To find the specific heat of the liquid, we can use the formula:
Q = m * c * ΔT
Where Q is the thermal energy gained, m is the mass of the liquid, c is the specific heat, and ΔT is the change in temperature.
Given:
Q = 6100 J
m = 100 g
ΔT = 50.0 °C - 25 °C = 25 °C
Substituting these values into the formula, we get:
6100 J = 100 g * c * 25 °C
Rearranging the equation to solve for c, we have:
c = 6100 J / (100 g * 25 °C)
c = 2.44 J/g °C
Therefore, the specific heat of the liquid is 2.44 J/g °C.

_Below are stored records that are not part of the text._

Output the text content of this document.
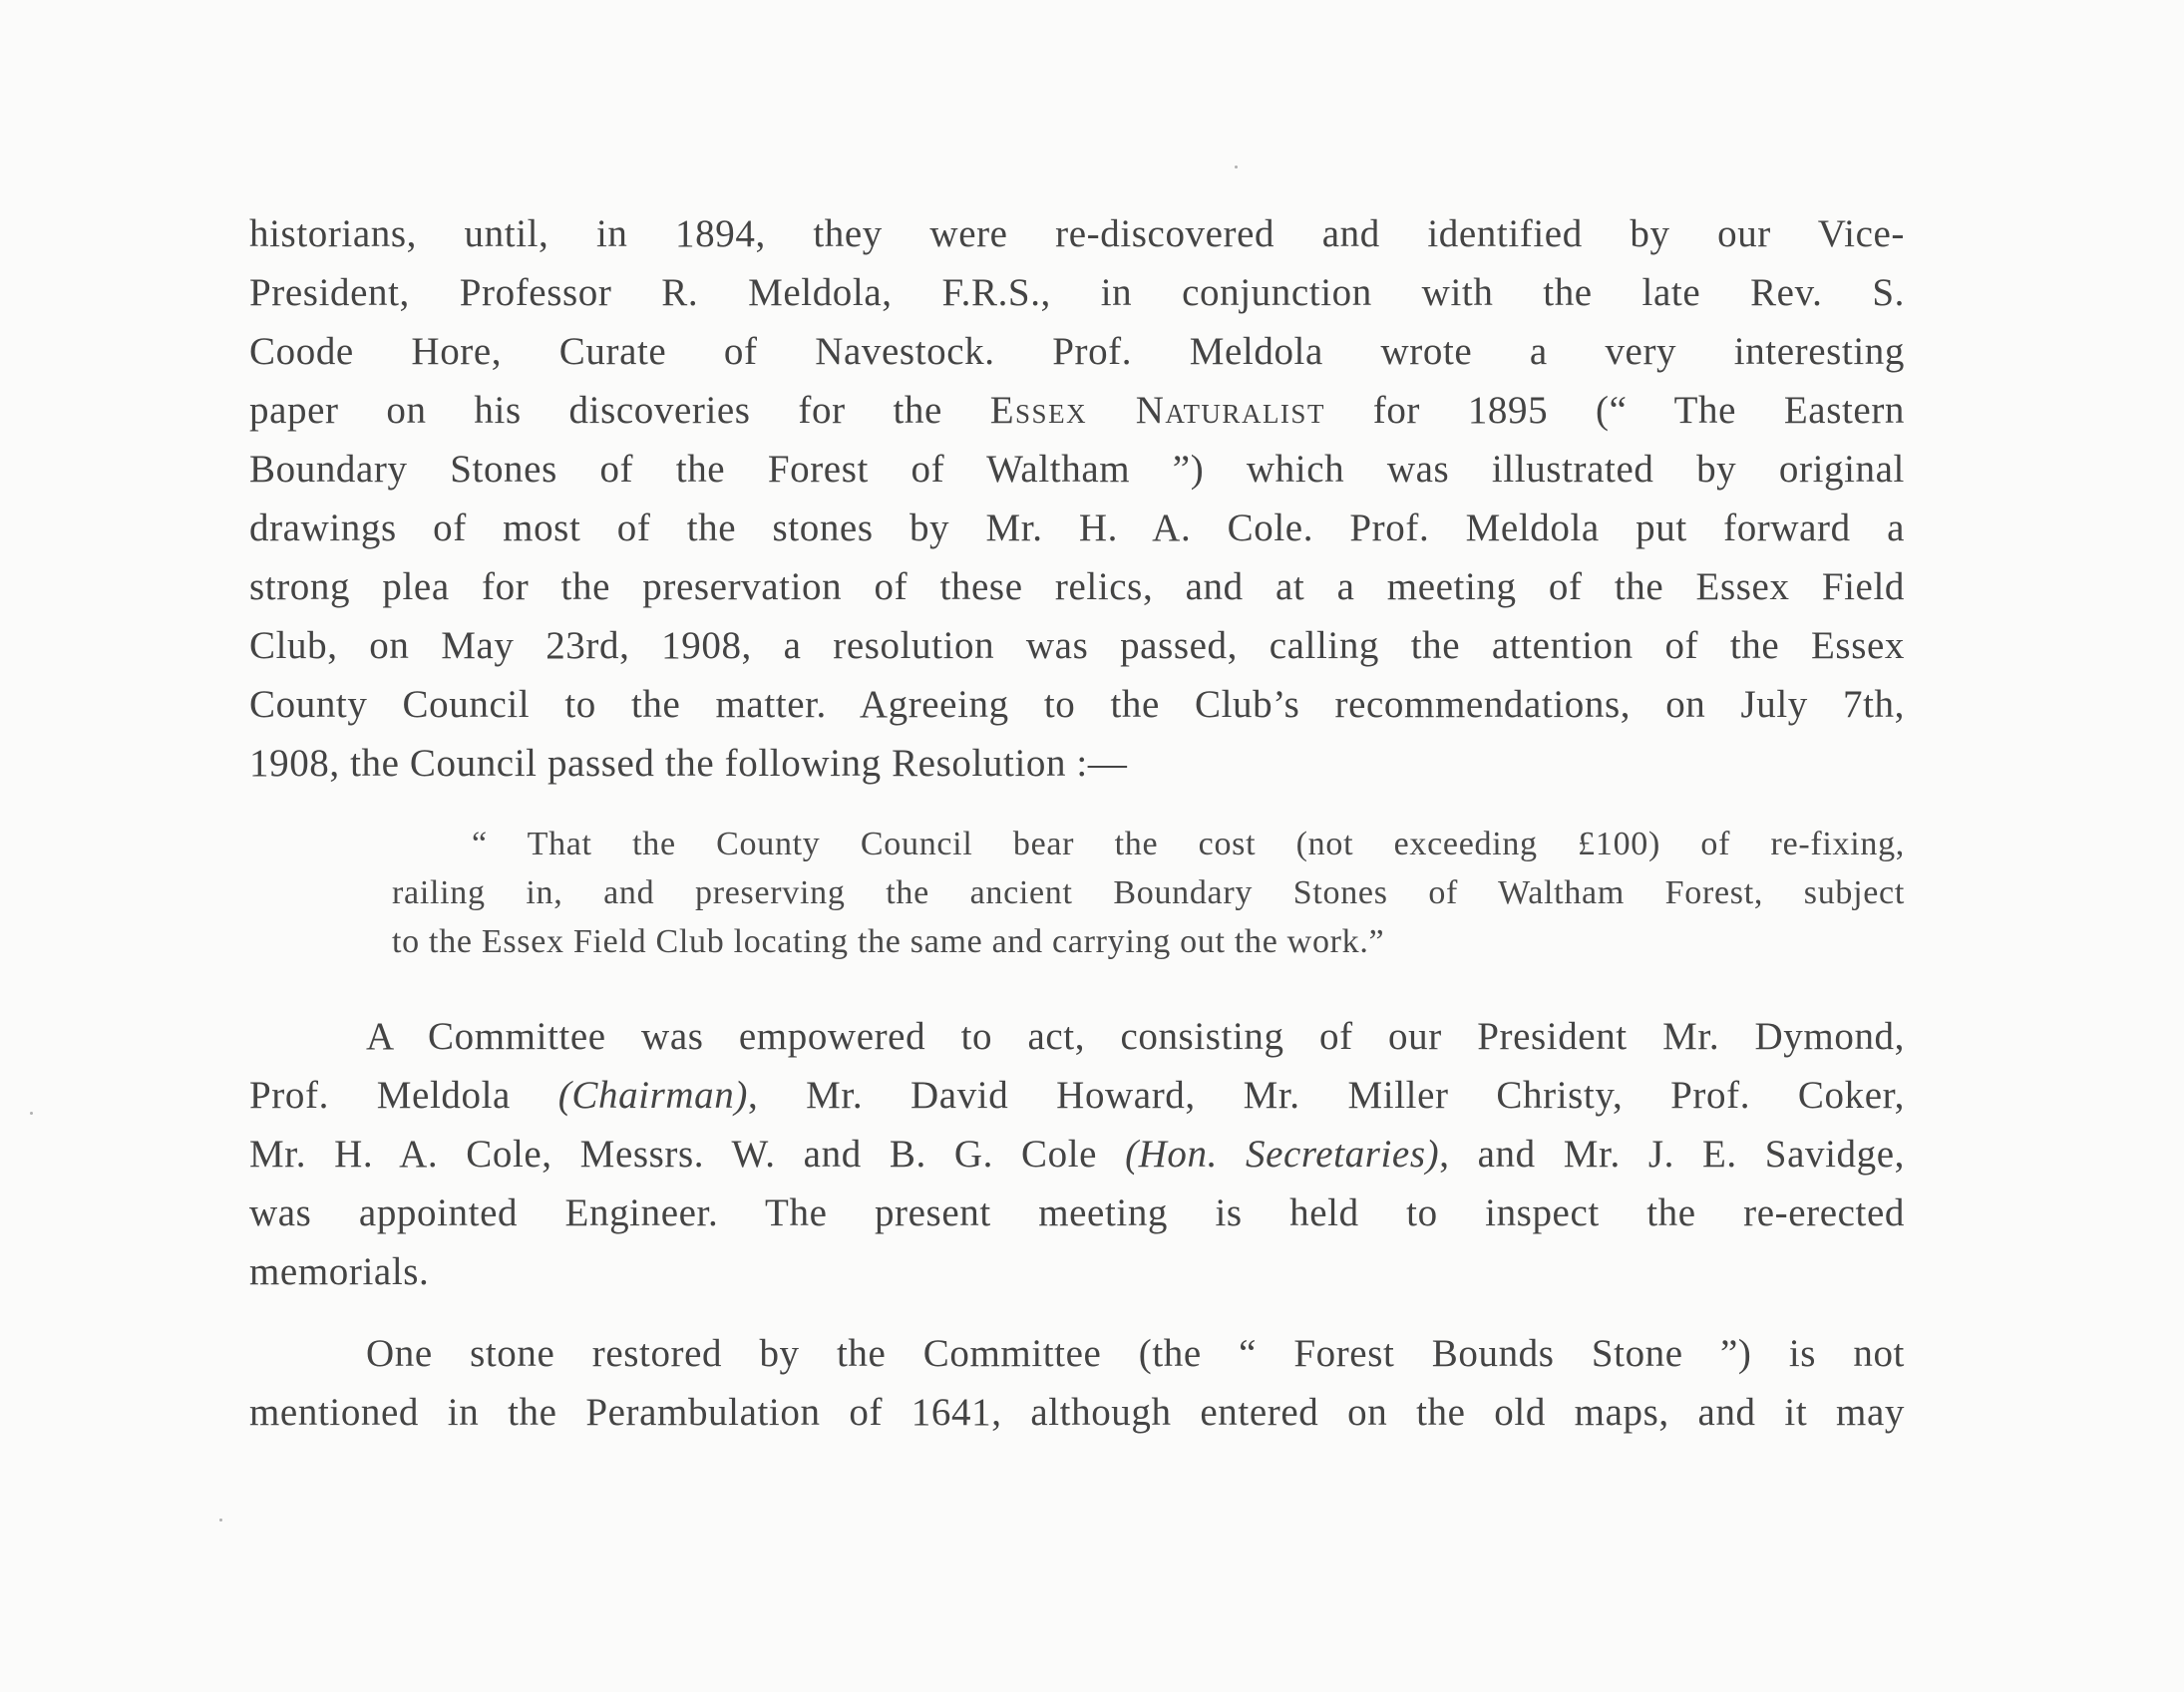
historians, until, in 1894, they were re-discovered and identified by our Vice-
President, Professor R. Meldola, F.R.S., in conjunction with the late Rev. S.
Coode Hore, Curate of Navestock. Prof. Meldola wrote a very interesting
paper on his discoveries for the Essex Naturalist for 1895 (“ The Eastern
Boundary Stones of the Forest of Waltham ”) which was illustrated by original
drawings of most of the stones by Mr. H. A. Cole. Prof. Meldola put forward a
strong plea for the preservation of these relics, and at a meeting of the Essex Field
Club, on May 23rd, 1908, a resolution was passed, calling the attention of the Essex
County Council to the matter. Agreeing to the Club’s recommendations, on July 7th,
1908, the Council passed the following Resolution :—
“ That the County Council bear the cost (not exceeding £100) of re-fixing,
railing in, and preserving the ancient Boundary Stones of Waltham Forest, subject
to the Essex Field Club locating the same and carrying out the work.”
A Committee was empowered to act, consisting of our President Mr. Dymond,
Prof. Meldola (Chairman), Mr. David Howard, Mr. Miller Christy, Prof. Coker,
Mr. H. A. Cole, Messrs. W. and B. G. Cole (Hon. Secretaries), and Mr. J. E. Savidge,
was appointed Engineer. The present meeting is held to inspect the re-erected
memorials.
One stone restored by the Committee (the “ Forest Bounds Stone ”) is not
mentioned in the Perambulation of 1641, although entered on the old maps, and it may
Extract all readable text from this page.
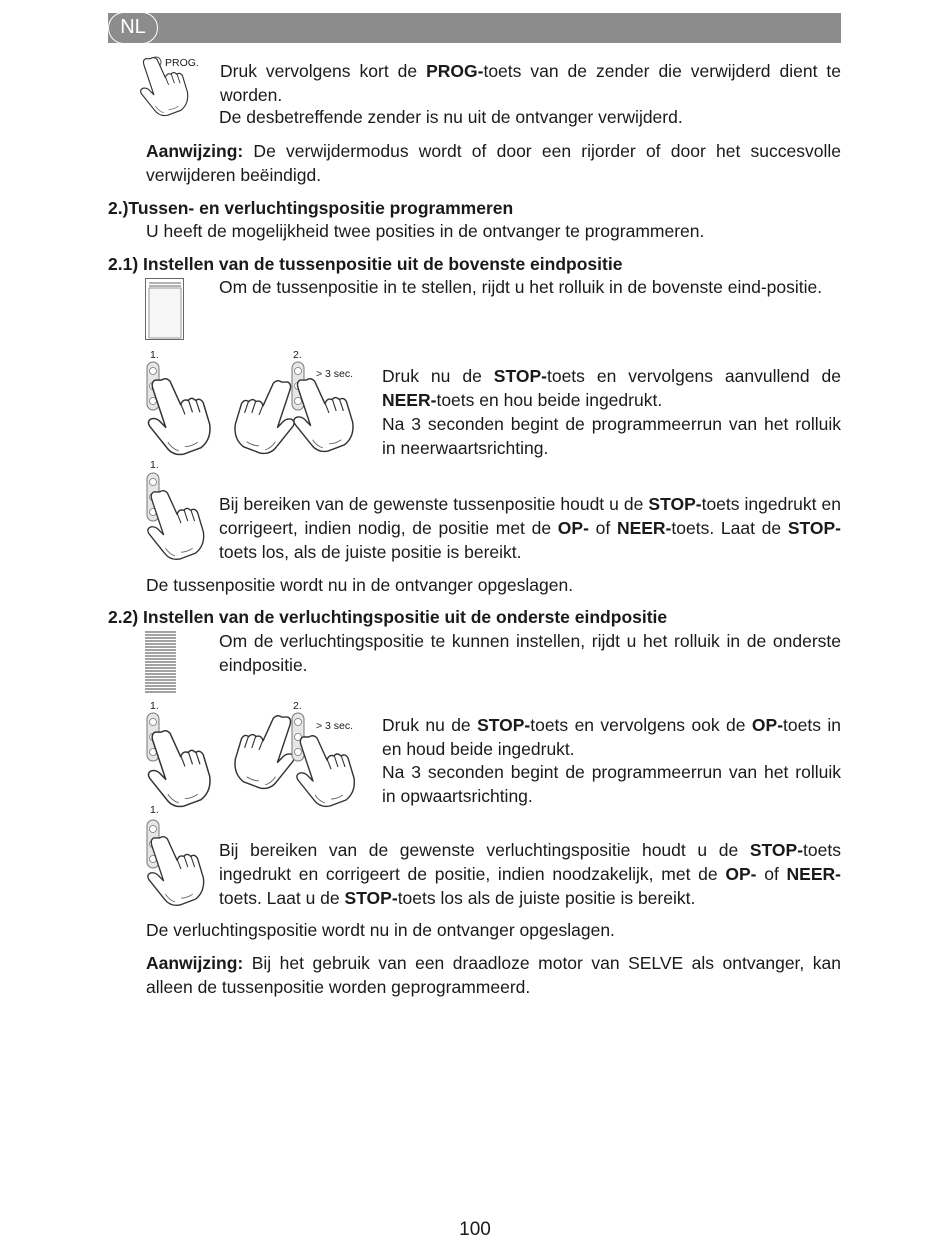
NL
PROG. Druk vervolgens kort de PROG-toets van de zender die verwijderd dient te worden.

De desbetreffende zender is nu uit de ontvanger verwijderd.

Aanwijzing: De verwijdermodus wordt of door een rijorder of door het succesvolle verwijderen beëindigd.

2.)Tussen- en verluchtingspositie programmeren

U heeft de mogelijkheid twee posities in de ontvanger te programmeren.

2.1) Instellen van de tussenpositie uit de bovenste eindpositie

Om de tussenpositie in te stellen, rijdt u het rolluik in de bovenste eind-positie.

1.	2.
> 3 sec. Druk nu de STOP-toets en vervolgens aanvullend de NEER-toets en hou beide ingedrukt.

Na 3 seconden begint de programmeerrun van het rolluik in neerwaartsrichting.

1.

Bij bereiken van de gewenste tussenpositie houdt u de STOP-toets ingedrukt en corrigeert, indien nodig, de positie met de OP- of NEER-toets. Laat de STOP-toets los, als de juiste positie is bereikt.

De tussenpositie wordt nu in de ontvanger opgeslagen.

2.2) Instellen van de verluchtingspositie uit de onderste eindpositie

Om de verluchtingspositie te kunnen instellen, rijdt u het rolluik in de onderste eindpositie.

1.	2.
> 3 sec. Druk nu de STOP-toets en vervolgens ook de OP-toets in en houd beide ingedrukt.

Na 3 seconden begint de programmeerrun van het rolluik in opwaartsrichting.

1.

Bij bereiken van de gewenste verluchtingspositie houdt u de STOP-toets ingedrukt en corrigeert de positie, indien noodzakelijk, met de OP- of NEER-toets. Laat u de STOP-toets los als de juiste positie is bereikt.

De verluchtingspositie wordt nu in de ontvanger opgeslagen.

Aanwijzing: Bij het gebruik van een draadloze motor van SELVE als ontvanger, kan alleen de tussenpositie worden geprogrammeerd.

100
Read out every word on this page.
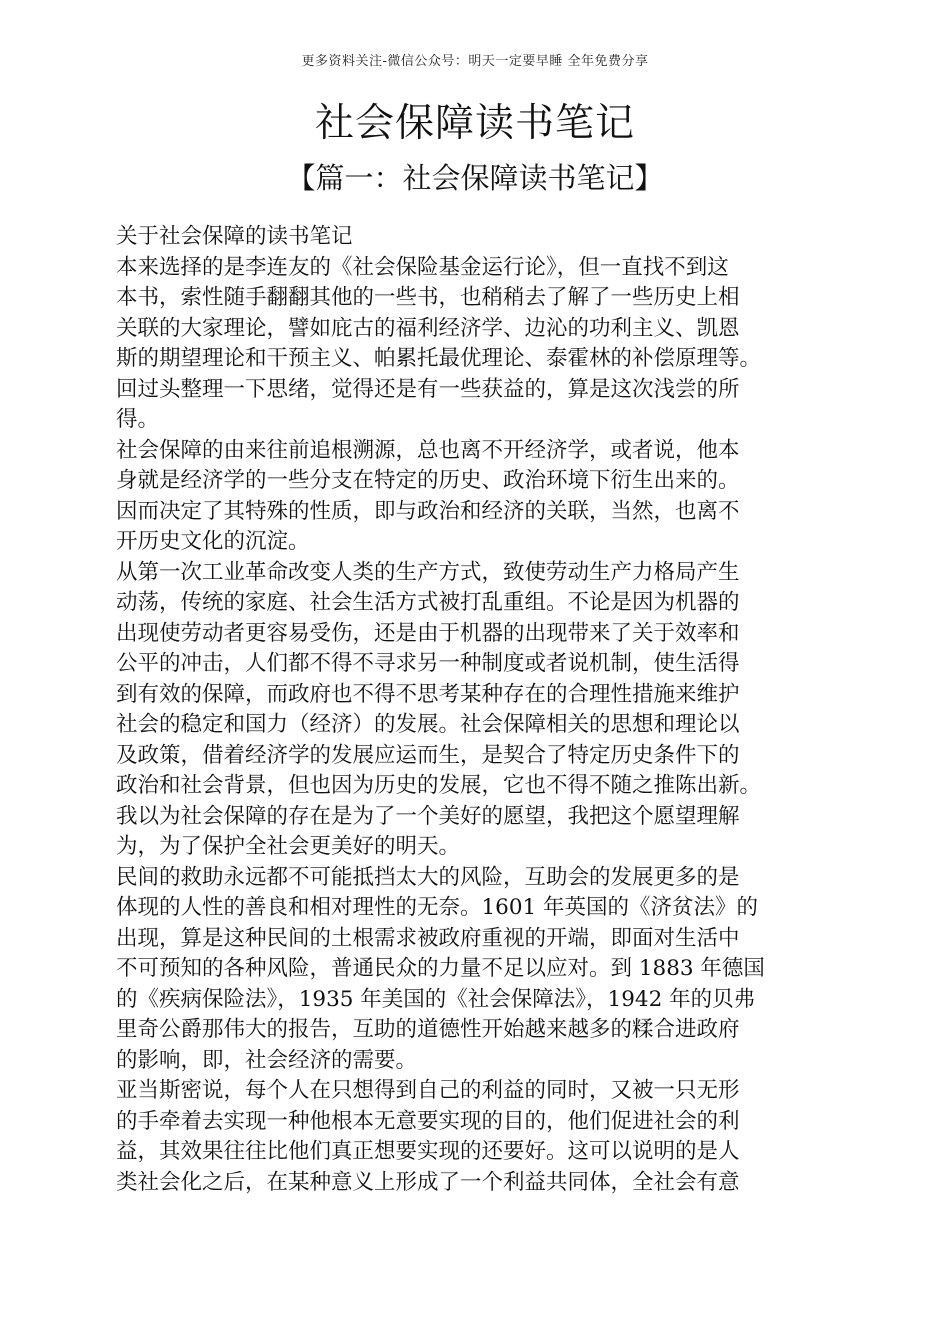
更多资料关注-微信公众号：明天一定要早睡 全年免费分享
社会保障读书笔记
【篇一：社会保障读书笔记】
关于社会保障的读书笔记
本来选择的是李连友的《社会保险基金运行论》，但一直找不到这
本书，索性随手翻翻其他的一些书，也稍稍去了解了一些历史上相
关联的大家理论，譬如庇古的福利经济学、边沁的功利主义、凯恩
斯的期望理论和干预主义、帕累托最优理论、泰霍林的补偿原理等。
回过头整理一下思绪，觉得还是有一些获益的，算是这次浅尝的所
得。
社会保障的由来往前追根溯源，总也离不开经济学，或者说，他本
身就是经济学的一些分支在特定的历史、政治环境下衍生出来的。
因而决定了其特殊的性质，即与政治和经济的关联，当然，也离不
开历史文化的沉淀。
从第一次工业革命改变人类的生产方式，致使劳动生产力格局产生
动荡，传统的家庭、社会生活方式被打乱重组。不论是因为机器的
出现使劳动者更容易受伤，还是由于机器的出现带来了关于效率和
公平的冲击，人们都不得不寻求另一种制度或者说机制，使生活得
到有效的保障，而政府也不得不思考某种存在的合理性措施来维护
社会的稳定和国力（经济）的发展。社会保障相关的思想和理论以
及政策，借着经济学的发展应运而生，是契合了特定历史条件下的
政治和社会背景，但也因为历史的发展，它也不得不随之推陈出新。
我以为社会保障的存在是为了一个美好的愿望，我把这个愿望理解
为，为了保护全社会更美好的明天。
民间的救助永远都不可能抵挡太大的风险，互助会的发展更多的是
体现的人性的善良和相对理性的无奈。1601 年英国的《济贫法》的
出现，算是这种民间的土根需求被政府重视的开端，即面对生活中
不可预知的各种风险，普通民众的力量不足以应对。到 1883 年德国
的《疾病保险法》，1935 年美国的《社会保障法》，1942 年的贝弗
里奇公爵那伟大的报告，互助的道德性开始越来越多的糅合进政府
的影响，即，社会经济的需要。
亚当斯密说，每个人在只想得到自己的利益的同时，又被一只无形
的手牵着去实现一种他根本无意要实现的目的，他们促进社会的利
益，其效果往往比他们真正想要实现的还要好。这可以说明的是人
类社会化之后，在某种意义上形成了一个利益共同体，全社会有意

The correct answer is (b) 2.44 J/g °C.
100 g of a liquid is 25 °C and is heated to raise the temperature of the liquid to 50.0 °C. The thermal energy gained by the liquid is 6100 J. The specific heat of the liquid is
a) 0.82 J/g °C
b) 2.44 J/g °C
c) 2.06 J/g °C
d) 2.02 J/g °C
e) 2.00 J/g °C
3 answers
are you sure?
Apologies for the mistake. Let's recalculate:
Q = m * c * ΔT
Given:
Q = 6100 J
m = 100 g
ΔT = 50.0 °C - 25 °C = 25 °C
Substituting the given values into the formula, we get:
6100 J = 100 g * c * 25 °C
Rearranging the equation to solve for c, we have:
c = 6100 J / (100 g * 25 °C)
c = 2.44 J/g °C
So, the correct answer is indeed (b) 2.44 J/g °C.
I apologize for any confusion caused by the previous incorrect response.
Q = m * c * ΔT
Given:
Q = 6100 J
m = 100 g
ΔT = 50.0 °C - 25 °C = 25 °C
Substituting the given values into the formula, we get:
6100 J = 100 g * c * 25 °C
Rearranging the equation to solve for c, we have:
c = 6100 J / (100 g * 25 °C)
c = 2.44 J/g °C
So, the correct answer is indeed (b) 2.44 J/g °C.
I apologize for any confusion caused by the previous incorrect response.